In Rockland, Maine, on a gloomy morning, the lobster boats depart as usual, their buoys piled high on the stern and their diesel engines coughing awake before dawn. If you ask fishermen long enough, they will tell you what has changed in the traps. For years, lobster catches have been drifting offshore and northward in search of cooler, retreating water. However, the regulations dictating where and how those boats can fish have not advanced nearly as quickly.
The story is starting to revolve around that gap. The federal organization in charge of overseeing the country’s marine resources, NOAA Fisheries, developed its current Climate Science Strategy in 2015 and revised it in December 2021 with a five-year progress report. It is a comprehensive document, more than 150 pages long, meticulous, and full of acronyms that only a federal scientist would understand. However, a number of climate scientists who have read it now characterize the underlying presumptions as being outdated and written for an ocean that is no longer fully real.
It’s difficult to dispute the numbers. The waters of the U.S. northeast continental shelf, which stretches from the mid-Atlantic Bight through Georges Bank and the Gulf of Maine, have warmed more quickly over the last thirty years than any other marine region in North America and are among the world’s fastest-warming oceanic regions. The physical and biological changes are unprecedented, and the majority of fish stock assessments still do not include environmental data at all, according to a 2023 review published in PLOS Climate by NOAA scientist Vincent Saba and dozens of colleagues. This implies that the species counts that determine fishing quotas are, in a sense, based on out-of-date calculations.

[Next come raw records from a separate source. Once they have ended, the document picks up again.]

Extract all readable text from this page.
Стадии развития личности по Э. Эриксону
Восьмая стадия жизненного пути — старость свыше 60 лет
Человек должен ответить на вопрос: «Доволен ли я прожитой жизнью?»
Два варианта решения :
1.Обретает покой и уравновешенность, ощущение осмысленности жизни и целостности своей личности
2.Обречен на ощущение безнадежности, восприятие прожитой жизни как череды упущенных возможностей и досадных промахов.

From a distance, this might sound abstract. On the docks, it doesn’t feel abstract. Formerly dominated by cod and herring, species like longfin squid and black sea bass have been migrating northward into New England waters. Because the whales followed their food, which moved first, right whales frequently appear in shipping lanes for which no protections were built. Regulation, by its very nature, can only describe where things used to be, never quite where they are headed, according to the scientists monitoring all of this.

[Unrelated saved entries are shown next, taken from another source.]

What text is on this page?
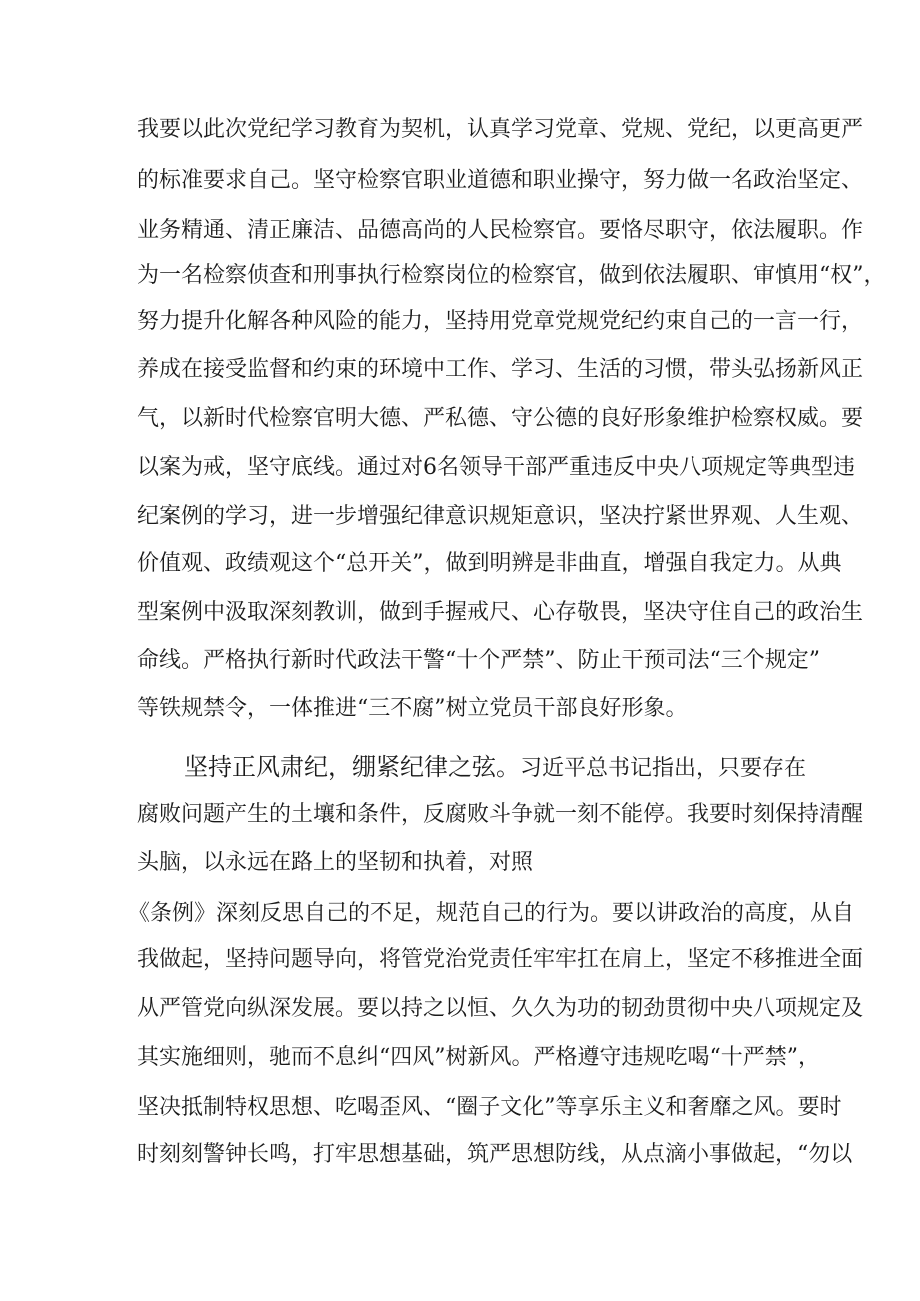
我要以此次党纪学习教育为契机，认真学习党章、党规、党纪，以更高更严
的标准要求自己。坚守检察官职业道德和职业操守，努力做一名政治坚定、
业务精通、清正廉洁、品德高尚的人民检察官。要恪尽职守，依法履职。作
为一名检察侦查和刑事执行检察岗位的检察官，做到依法履职、审慎用“权”，
努力提升化解各种风险的能力，坚持用党章党规党纪约束自己的一言一行，
养成在接受监督和约束的环境中工作、学习、生活的习惯，带头弘扬新风正
气，以新时代检察官明大德、严私德、守公德的良好形象维护检察权威。要
以案为戒，坚守底线。通过对6名领导干部严重违反中央八项规定等典型违
纪案例的学习，进一步增强纪律意识规矩意识，坚决拧紧世界观、人生观、
价值观、政绩观这个“总开关”，做到明辨是非曲直，增强自我定力。从典
型案例中汲取深刻教训，做到手握戒尺、心存敬畏，坚决守住自己的政治生
命线。严格执行新时代政法干警“十个严禁”、防止干预司法“三个规定”
等铁规禁令，一体推进“三不腐”树立党员干部良好形象。
坚持正风肃纪，绷紧纪律之弦。习近平总书记指出，只要存在
腐败问题产生的土壤和条件，反腐败斗争就一刻不能停。我要时刻保持清醒
头脑，以永远在路上的坚韧和执着，对照
《条例》深刻反思自己的不足，规范自己的行为。要以讲政治的高度，从自
我做起，坚持问题导向，将管党治党责任牢牢扛在肩上，坚定不移推进全面
从严管党向纵深发展。要以持之以恒、久久为功的韧劲贯彻中央八项规定及
其实施细则，驰而不息纠“四风”树新风。严格遵守违规吃喝“十严禁”，
坚决抵制特权思想、吃喝歪风、“圈子文化”等享乐主义和奢靡之风。要时
时刻刻警钟长鸣，打牢思想基础，筑严思想防线，从点滴小事做起，“勿以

The timing couldn’t be worse out west. For more than a year, NOAA has been monitoring a marine heatwave along the Pacific coast. More recently, the agency identified a distinct, intensifying El Niño that is predicted to peak in the upcoming winter of 2026–2027. When you combine those two occurrences, you get warm water on top of warm water, endangering fisheries for salmon, rockfish, squid, and tuna at the same time that California sea lions and seabirds are already exhibiting signs of stress. As this develops, it’s difficult to ignore how frequently the term “unprecedented” appears in NOAA’s own reports these days.
The agency isn’t standing still, to be fair. In order to incorporate warming signals into long-term decisions, regional offices have developed climate vulnerability assessments, scenario-planning exercises, and ecosystem status reports. These are considered real victories in the 2021 progress report, and they most likely are. However, there is a distinction between researching change and enacting regulations in response to it in real time, and this is precisely where detractors claim NOAA Fisheries consistently falters: collecting solid data, then waiting several budget cycles to actually alter a protected zone, a boundary line, or a quota.
To be honest, there is disagreement over whether five years is the appropriate amount to put on the lag. Given how slowly fishery management plans proceed through council review, public comment, and the inevitable legal challenge, some scientists would put it closer to ten years. Others believe that the gap is gradually closing thanks to NOAA’s more recent investments in regional ocean modeling. The fundamental nature of the issue is more difficult to dispute: each season that goes by without a solution is subtly layered onto the next, and the ocean is moving more quickly than the documentation intended to describe it.
The institution designed for a slower-moving climate is attempting to keep up with one that no longer behaves itself; there isn’t a clear antagonist in this tale. The fishermen have already modified their routines, equipment, and habits out on the water. It appears that the regulations are still evolving.